Boo Hoo Hoo
Ramakrishna compared the ego to an onion. If you peel away an onion’s rings the way spiritual experiences strip at the ego, after all the layers are gone, there is nothing— no central core with an egoistic structure, and no onion either, just a void, and no barrier remaining to a union with Brahma.
I peeled an onion, a semi-flattened, saucer-shaped, Italian, cipollino Bianco di Maggio. After tearing eight layers away I was left with a tiny, pearly white, teardrop-shaped piece of bulb. I broke it open — layer number nine — and nothing remained but tears in my eyes from the oxidized sulfur compounds released from the onion’s tissue by my violence. Am I having a deep and metaphoric experience, I wondered, or have I just wasted an onion?
I gathered up the curled, juicy onion pieces and tossed them in a bowl of cool water so they couldn’t oxidize any more and turn bitter. Onions may be cheap and ubiquitous, but they are not easy to grow, at least not organically, so I didn’t want to waste even one. I’ve shed more tears over the trials of growing onions than I ever have from slicing them.
To yield well, an onion bed must be kept completely free of weeds because onions are shallow-rooted and the plants can’t tolerate much competition. Without recourse to herbicides and soil fumigants, organic onion culture can entail costly hand-weeding once the plants are too large for mechanical cultivation. Onions grow slowly, too, giving weeds lots of opportunities to sprout. And onions are hungry for fertilizer and thirsty for water.
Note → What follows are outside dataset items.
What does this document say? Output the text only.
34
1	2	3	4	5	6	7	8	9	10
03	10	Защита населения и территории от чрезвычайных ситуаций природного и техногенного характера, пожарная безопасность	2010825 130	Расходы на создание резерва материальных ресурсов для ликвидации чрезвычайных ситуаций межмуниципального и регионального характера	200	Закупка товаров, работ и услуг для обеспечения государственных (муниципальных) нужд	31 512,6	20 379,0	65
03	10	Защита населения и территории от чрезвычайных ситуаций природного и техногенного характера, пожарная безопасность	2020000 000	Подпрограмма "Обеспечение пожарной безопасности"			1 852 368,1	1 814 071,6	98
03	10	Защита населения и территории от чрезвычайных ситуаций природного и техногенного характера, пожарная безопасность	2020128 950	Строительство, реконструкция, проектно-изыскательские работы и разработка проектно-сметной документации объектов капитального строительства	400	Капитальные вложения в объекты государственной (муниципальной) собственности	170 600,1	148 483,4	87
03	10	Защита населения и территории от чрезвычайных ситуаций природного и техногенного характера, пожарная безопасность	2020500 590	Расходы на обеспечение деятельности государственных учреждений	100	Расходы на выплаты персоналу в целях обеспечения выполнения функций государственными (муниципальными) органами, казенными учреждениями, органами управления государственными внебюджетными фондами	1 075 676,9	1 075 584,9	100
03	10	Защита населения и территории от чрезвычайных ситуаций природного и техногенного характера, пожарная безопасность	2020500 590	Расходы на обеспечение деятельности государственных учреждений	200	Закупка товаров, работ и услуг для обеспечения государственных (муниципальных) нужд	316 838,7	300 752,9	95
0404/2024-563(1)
If a farmer expects a decent yield then he or she needs to sow onions where they will receive full sun and perfect drainage. It is fair to say that onions are among the most self-centered and egoistic of the garden vegetables. Am I what I eat?
Sourdough bread sat on the table in front of me next to a cube of butter. My tearful meditation had leftme feeling a void at my core. So I spread some butter on the bread, and poured the bowl of onion shards into a colander and shook it to drain them. “Would Ramakrishna approve?” I asked myself as I cobbled the buttered bread with puzzle pieces of raw onion and sprinkled them with a pinch of salt.
Not everyone appreciates onions. Some religious traditions in Hinduism hold that Brahmins, Kshatriyas, and Vaisyas— or the priestly, warrior, and professional classes— should avoid “hot” foods like onions that lead to lustful thoughts. Jains supposedly don’t eat onions either, and neither did the priests or royalty of ancient Egypt. The slaves who built the pyramids ate onions though, both raw and cooked, and with great frequency. I bit into my sandwich and enjoyed it. I must not have been Cleopatra in a past life. But that’s ok; some of us have to be peasants.
Funny how the onion that Ramakrishna saw as a perfect metaphor for the illusion of individuality and the nothingness of the void should have been seen by ancient Latins as a symbol of wholeness. Our words “onion” and “union” share a common Latin root in unio, meaning unity. The successive layers of an onion wrapped up in a single round bulb do suggest unity, especially when compared to their cousins in the Lily family, the multi-cloven garlics.
Onions are like the spicy, girly, back-up singers whose role on stage is to sway back and forth and coo the sweet harmonies that allow some hunky but mediocre lead singer to sound good. What cuisine hasn’t been sweetened and enhanced by onions? Where would we be if onions didn’t add zest to American potato salad, or sugar to Pakistani dal, or bind together Chinese dumplings? If ancient Egyptian priests, Jains, Brahmins, warriors and Vaisyas can’t share in my onion harvest, that just leaves more for the rest of us.
I swallowed the last bite of my onion sandwich and felt full for a moment— full of onion, full of thoughts about the onion-eating pyramid builders that came before us. Peeling onions and looking for an ego can leave anybody feeling hollow and teary-eyed. So if you’re feeling empty and blue, cut an onion, cry a little, and forget your worries as you prepare a meal you can share with friends. Soon people will be talking, glasses will be clinking, and the hot, spicy lilies will be shaking their hips and harmonizing in the background. What did those ancient Latins used to say? “E Pluribus Onion?”